Johan Commelin (Dec 17 2024 at 09:48):
See how it's done for block triangular matrices
Martin Dvořák (Dec 17 2024 at 09:53):
In order to simplify things or to make Matrix.IsBlockDiagonal
more broadly applicable?
Johan Commelin (Dec 17 2024 at 09:59):
Both. I think work with generic indexing types will be easier than the Sum
that you are currently forced to work with
Johan Commelin (Dec 17 2024 at 09:59):
But that's my instinct speaking. I might be wrong
Martin Dvořák (Dec 17 2024 at 16:35):
Would you rather do something like
import Mathlib
section zero
variable {Z : Type*} [Zero Z]
def Matrix.IsBlockDiagonal {m n : Type*} (A : Matrix m n Z) {α : Type*} (ι : m → α) (γ : n → α) : Prop :=
∀ i : m, ∀ j : n, ι i ≠ γ j → A i j = 0
lemma Matrix.fromBlocks_isBlockDiagonal {m₁ m₂ n₁ n₂ : Type*}
(A₁ : Matrix m₁ n₁ Z) (A₂ : Matrix m₂ n₂ Z) :
(fromBlocks A₁ 0 0 A₂).IsBlockDiagonal (α := Fin 2) (Sum.casesOn · 0 1) (Sum.casesOn · 0 1) := by
simp [Matrix.IsBlockDiagonal]
end zero
section commring
variable {R : Type*} [CommRing R]
theorem Matrix.isTotallyUnimodular_of_isBlockDiagonal {m n : Type*}
{A : Matrix m n R} {α : Type*} {ι : m → α} {γ : n → α}
(hA : A.IsBlockDiagonal ι γ)
(hAa : ∀ a : α, (A.submatrix
(fun (I : { i : m // ι i = a }) => I.val)

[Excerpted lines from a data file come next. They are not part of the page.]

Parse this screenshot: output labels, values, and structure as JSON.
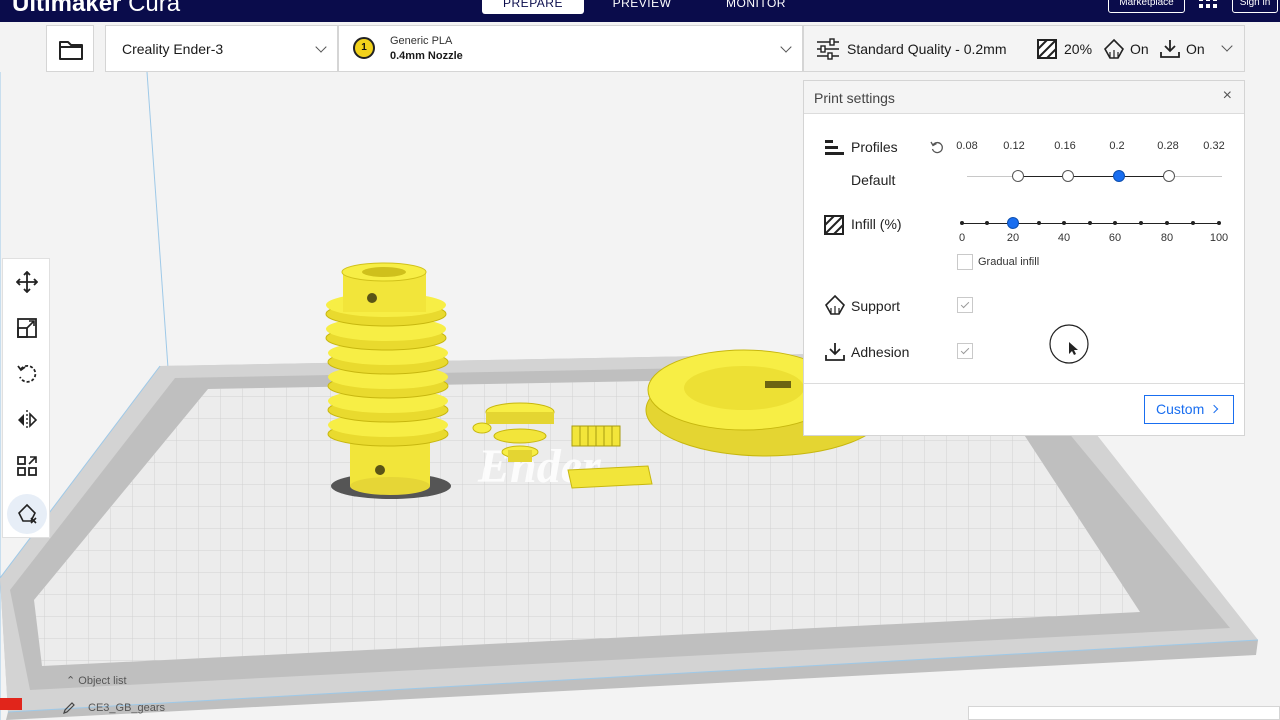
{
  "app": {
    "brand_bold": "Ultimaker",
    "brand_light": "Cura"
  },
  "stages": [
    {
      "label": "PREPARE",
      "active": true
    },
    {
      "label": "PREVIEW",
      "active": false
    },
    {
      "label": "MONITOR",
      "active": false
    }
  ],
  "header": {
    "marketplace_label": "Marketplace",
    "signin_label": "Sign in"
  },
  "toolbar": {
    "printer": "Creality Ender-3",
    "material": {
      "extruder_number": "1",
      "name": "Generic PLA",
      "nozzle": "0.4mm Nozzle"
    },
    "settings_summary": {
      "quality": "Standard Quality - 0.2mm",
      "infill": "20%",
      "support": "On",
      "adhesion": "On"
    }
  },
  "print_settings": {
    "title": "Print settings",
    "profiles": {
      "label": "Profiles",
      "current": "Default",
      "layer_heights": [
        "0.08",
        "0.12",
        "0.16",
        "0.2",
        "0.28",
        "0.32"
      ],
      "selected": "0.2"
    },
    "infill": {
      "label": "Infill (%)",
      "ticks": [
        "0",
        "20",
        "40",
        "60",
        "80",
        "100"
      ],
      "value": 20,
      "gradual_label": "Gradual infill",
      "gradual_checked": false
    },
    "support": {
      "label": "Support",
      "checked": true
    },
    "adhesion": {
      "label": "Adhesion",
      "checked": true
    },
    "custom_label": "Custom"
  },
  "object_list": {
    "header": "Object list",
    "file_name": "CE3_GB_gears"
  },
  "build_plate": {
    "logo_text": "Ender"
  },
  "colors": {
    "header_bg": "#0a0c4b",
    "accent": "#196ef0",
    "model_yellow": "#f7ee45"
  }
}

(fun (J : { j : n // γ j = a }) => J.val)
).IsTotallyUnimodular):
A.IsTotallyUnimodular := by
sorry
theorem Matrix.fromBlocks_isTotallyUnimodular {m₁ m₂ n₁ n₂ : Type*}
[Fintype m₁] [DecidableEq m₁] [Fintype n₁] [DecidableEq n₁]
[Fintype m₂] [DecidableEq m₂] [Fintype n₂] [DecidableEq n₂]

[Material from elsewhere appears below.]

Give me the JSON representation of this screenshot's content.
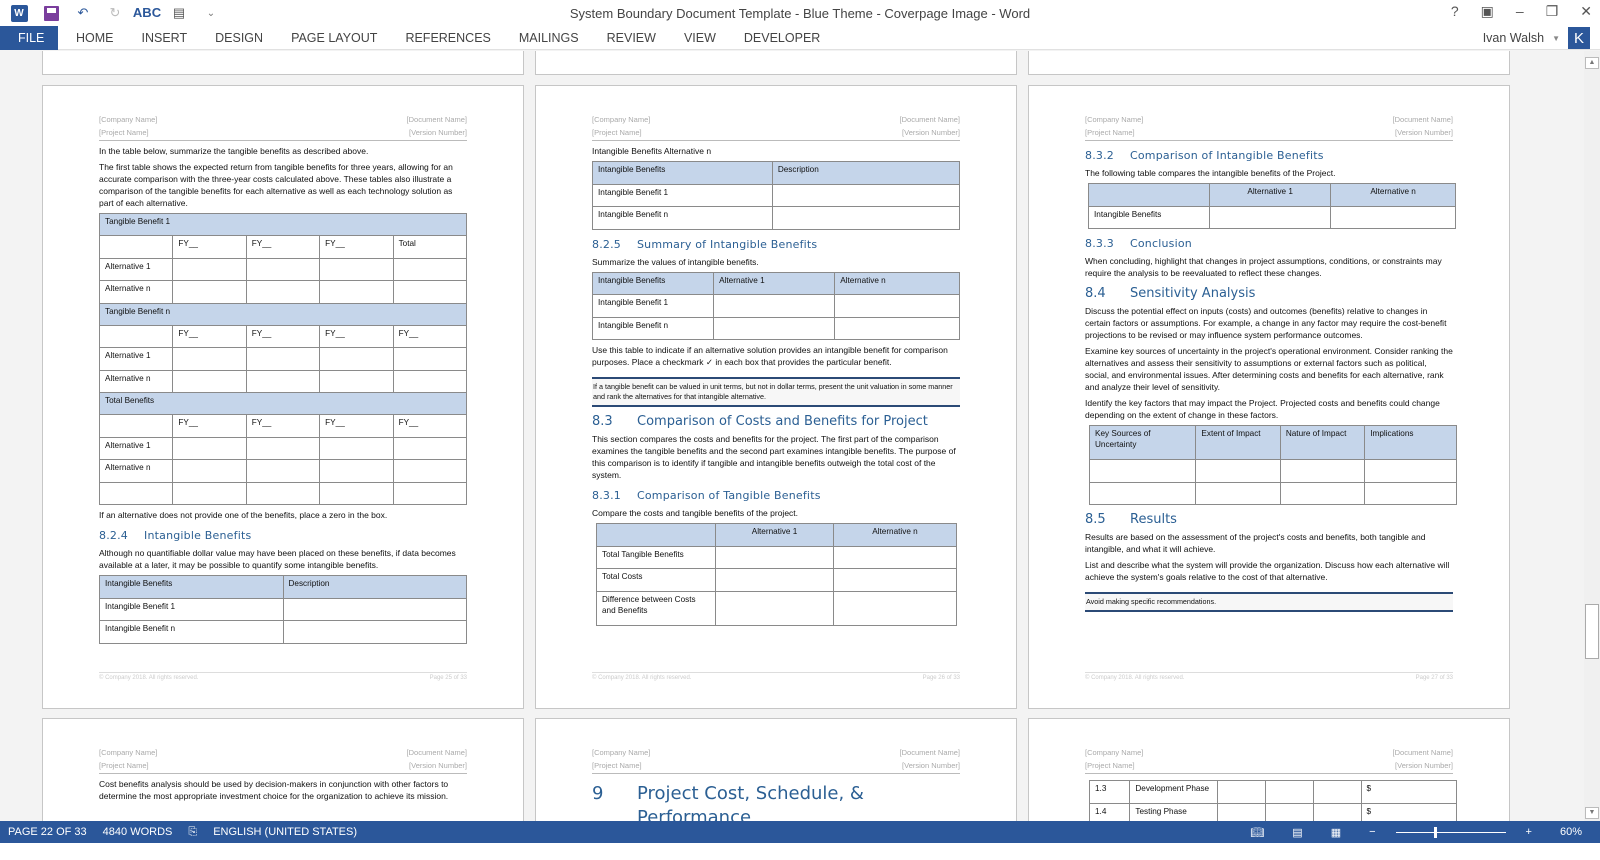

{A₁ : Matrix m₁ n₁ R} (hA₁ : A₁.IsTotallyUnimodular)
{A₂ : Matrix m₂ n₂ R} (hA₂ : A₂.IsTotallyUnimodular) :
(fromBlocks A₁ 0 0 A₂).IsTotallyUnimodular := by
apply Matrix.isTotallyUnimodular_of_isBlockDiagonal (Matrix.fromBlocks_isBlockDiagonal A₁ A₂)
intro k
fin_cases k
· have hA :
(fromBlocks A₁ 0 0 A₂).submatrix
(fun (I : { i : m₁ ⊕ m₂ // i.casesOn 0 1 = (0 : Fin 2) }) => I.val)

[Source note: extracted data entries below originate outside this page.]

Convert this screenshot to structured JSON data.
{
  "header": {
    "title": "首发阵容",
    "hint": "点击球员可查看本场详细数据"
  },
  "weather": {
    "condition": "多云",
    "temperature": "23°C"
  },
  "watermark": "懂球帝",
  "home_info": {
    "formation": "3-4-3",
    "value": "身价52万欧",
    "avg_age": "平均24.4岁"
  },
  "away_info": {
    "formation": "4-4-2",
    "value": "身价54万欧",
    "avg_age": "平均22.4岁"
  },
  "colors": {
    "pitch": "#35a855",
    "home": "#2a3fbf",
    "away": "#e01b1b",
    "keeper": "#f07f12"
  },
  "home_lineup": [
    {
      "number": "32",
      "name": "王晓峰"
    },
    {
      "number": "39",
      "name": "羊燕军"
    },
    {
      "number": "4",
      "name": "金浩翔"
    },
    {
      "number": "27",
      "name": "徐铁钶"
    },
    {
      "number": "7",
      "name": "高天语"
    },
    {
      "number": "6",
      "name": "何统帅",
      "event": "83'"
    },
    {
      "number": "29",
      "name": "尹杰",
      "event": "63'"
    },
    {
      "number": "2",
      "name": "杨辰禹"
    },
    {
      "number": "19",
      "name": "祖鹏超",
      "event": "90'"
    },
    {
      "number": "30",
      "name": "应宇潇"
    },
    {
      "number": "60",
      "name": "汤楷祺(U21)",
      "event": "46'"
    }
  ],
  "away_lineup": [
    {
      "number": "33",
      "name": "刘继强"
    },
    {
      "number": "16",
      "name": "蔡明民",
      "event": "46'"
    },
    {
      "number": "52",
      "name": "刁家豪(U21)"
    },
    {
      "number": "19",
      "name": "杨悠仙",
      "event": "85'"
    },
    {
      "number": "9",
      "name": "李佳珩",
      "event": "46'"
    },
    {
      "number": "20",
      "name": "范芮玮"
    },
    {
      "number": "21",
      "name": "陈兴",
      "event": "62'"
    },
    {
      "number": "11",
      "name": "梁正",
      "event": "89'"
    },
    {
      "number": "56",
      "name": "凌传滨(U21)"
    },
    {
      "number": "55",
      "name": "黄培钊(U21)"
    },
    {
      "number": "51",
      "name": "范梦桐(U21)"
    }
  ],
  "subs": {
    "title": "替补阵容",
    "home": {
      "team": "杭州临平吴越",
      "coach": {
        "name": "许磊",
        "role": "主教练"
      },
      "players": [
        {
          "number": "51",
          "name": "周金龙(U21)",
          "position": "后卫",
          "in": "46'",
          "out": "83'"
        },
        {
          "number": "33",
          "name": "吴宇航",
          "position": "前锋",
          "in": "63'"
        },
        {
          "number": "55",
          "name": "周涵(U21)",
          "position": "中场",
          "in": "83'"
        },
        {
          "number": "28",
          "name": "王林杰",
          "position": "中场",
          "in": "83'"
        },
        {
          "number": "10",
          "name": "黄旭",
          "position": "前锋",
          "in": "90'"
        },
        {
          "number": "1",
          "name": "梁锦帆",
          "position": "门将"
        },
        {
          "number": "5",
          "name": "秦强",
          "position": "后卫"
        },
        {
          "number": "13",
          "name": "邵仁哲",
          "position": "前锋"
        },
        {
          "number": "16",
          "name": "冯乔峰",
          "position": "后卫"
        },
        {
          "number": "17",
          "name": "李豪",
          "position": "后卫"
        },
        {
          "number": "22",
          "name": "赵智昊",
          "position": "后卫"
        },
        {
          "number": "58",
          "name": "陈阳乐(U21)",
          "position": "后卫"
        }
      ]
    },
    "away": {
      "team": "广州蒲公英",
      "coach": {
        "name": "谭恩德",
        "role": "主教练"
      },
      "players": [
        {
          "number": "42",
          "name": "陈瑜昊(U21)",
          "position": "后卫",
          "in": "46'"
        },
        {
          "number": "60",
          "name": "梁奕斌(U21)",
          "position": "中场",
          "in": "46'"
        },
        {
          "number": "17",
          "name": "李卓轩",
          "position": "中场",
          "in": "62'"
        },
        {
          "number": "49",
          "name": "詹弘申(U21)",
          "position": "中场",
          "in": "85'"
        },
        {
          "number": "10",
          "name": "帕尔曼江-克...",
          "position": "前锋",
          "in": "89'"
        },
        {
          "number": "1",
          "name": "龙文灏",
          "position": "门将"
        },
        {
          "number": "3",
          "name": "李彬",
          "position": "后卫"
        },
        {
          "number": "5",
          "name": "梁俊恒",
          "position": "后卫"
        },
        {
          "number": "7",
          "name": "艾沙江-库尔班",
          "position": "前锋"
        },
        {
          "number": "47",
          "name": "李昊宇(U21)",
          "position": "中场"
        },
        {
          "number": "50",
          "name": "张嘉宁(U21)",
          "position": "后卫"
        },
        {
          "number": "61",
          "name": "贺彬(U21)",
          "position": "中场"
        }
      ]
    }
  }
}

(fun (J : { j : n₁ ⊕ n₂ // j.casesOn 0 1 = (0 : Fin 2) }) => J.val)
= A₁.reindex
(Equiv.ofBijective (fun i₁ => ⟨Sum.inl i₁, rfl⟩)
⟨fun _ _ _ => by aesop, fun _ => by aesop⟩)
(Equiv.ofBijective (fun j₁ => ⟨Sum.inl j₁, rfl⟩)
⟨fun _ _ _ => by aesop, fun _ => by aesop⟩)
· ext i j
cases hi : i.val
· cases hj : j.val
· aesop
· simpa [hj] using j.property
· simpa [hi] using i.property
sorry
-- TODO why cannot we `rw [hA]` here?
· sorry
end commring
instead?
Johan Commelin (Dec 17 2024 at 17:32):
Yeah, that was roughly what I had in mind.
Johan Commelin (Dec 17 2024 at 17:33):
But those final subproofs look daunting. There should be an isTotallyUnimodular_reindex
.
Martin Dvořák (Dec 17 2024 at 17:42):
I hoped to apply isTotallyUnimodular_reindex
right after the rewriting — which turned out not to work!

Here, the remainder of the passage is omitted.